Respondent is not an uneducated tenant struggling pro se to resist the inevitable force of the law. On the contrary, respondent is an attorney and an officer of the court. Theories that might be unfortunate, harebrained as they are, coming from a litigant unfamiliar with the law take on a different character when offered by an attorney. That character is unacceptable. Since 1989, respondent has engaged in a course of conduct the effect of which has been large arrears, delaying motions and, at the last moment, compromise and settlement for the large arrears. Her motions have been tactics for delay. Her present motion is the latest example.

It is beyond comprehension how respondent could now claim, as she does, that the Stipulation involved payment of future rents. The Stipulation was clear. So too was this court's discussion of it, word-by-word, with the parties.

The Housing Courts have the power to impose sanctions. (Babigan v. Wachtler, 69 N.Y.2d 1912 (1987).) Respondent was given every opportunity to be heard on this issue. She chose to put in no written papers in opposition to petitioner's cross motion. The court finds that the respondent should be sanctioned pursuant to 22 NYCRR § 130.1.

The court now considers the amount of sanction which should be imposed on respondent. Respondent is an attorney. This is the second time in as many summary proceedings before this court that respondent has frivolously raised the defense of payment. Respondent argued in 1993 that the $10,000.00 in certified checks which she tendered to petitioner's predecessor, which petitioner's predecessor refused to accept as satisfaction of all rent owing, was an offer of payment amounting to a defense. Now, she argues that the payment she made under the Stipulation was payment of future rent, contrary to the clear terms of the documents.

Respondent seeks to reopen prior proceedings, to reargue lost causes, to attack final judgments. In her argument to the court, respondent stated: "I have rights as an attorney, I have been trained in a certain way to analyze a certain way. I don't think the court used its full analysis of the issues. Period." This notwithstanding that the Stipulation was made subsequent to the court's decision and order and notwithstanding that respondent waited until she had been sued again, for newly accrued arrears, to make this argument.

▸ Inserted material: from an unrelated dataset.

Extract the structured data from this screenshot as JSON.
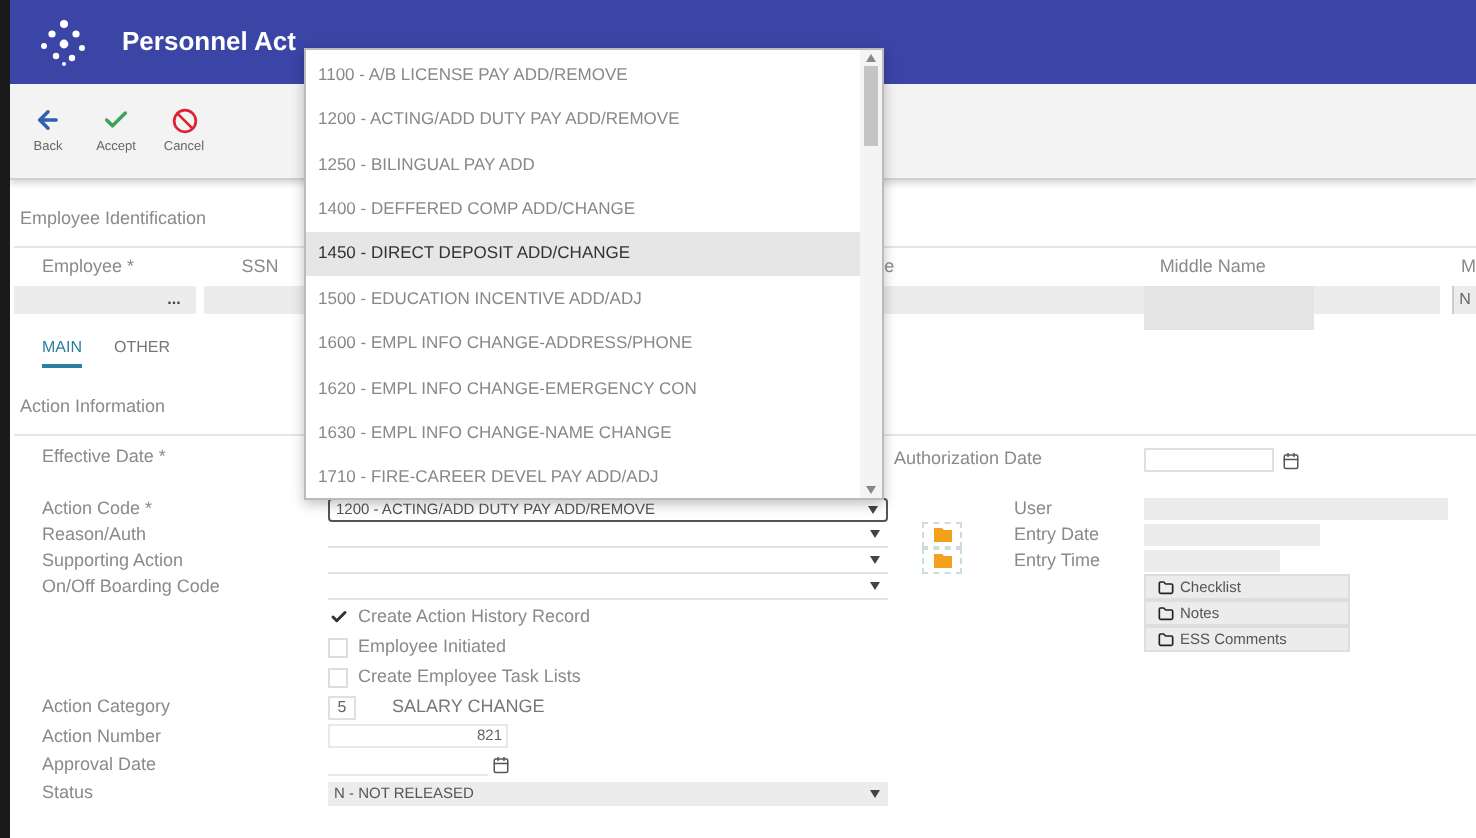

Respondent has shown her mastery of the delaying tactic. She has benefited from her skill. She must be discouraged. The court finds respondent's motion is so blatantly dilatory and frivolous that respondent should be ordered to pay, and hereby is ordered to pay, the sum of $300.00, payable to the Client Security Fund on or before April 31, 1996. Were respondent not a solo practitioner, the court would impose a greater sanction. The court hopes that this sanction is sufficient to restrain respondent from engaging in further frivolous conduct (see Jones v. Camar Realty Corp., 167 A.D.2d 285 [1990]).

This constitutes the decision and order of the court.


Footnote

1. The court notes that petitioner obtained the January 31, 1994 judgment, which allowed it to evict respondents, in order to obtain the rent which then totaled more than $28,000.00. It appears that petitioner was willing to take less than the judgment amount in order to get paid and to end the litigation. This is not the type of conduct which can support laches.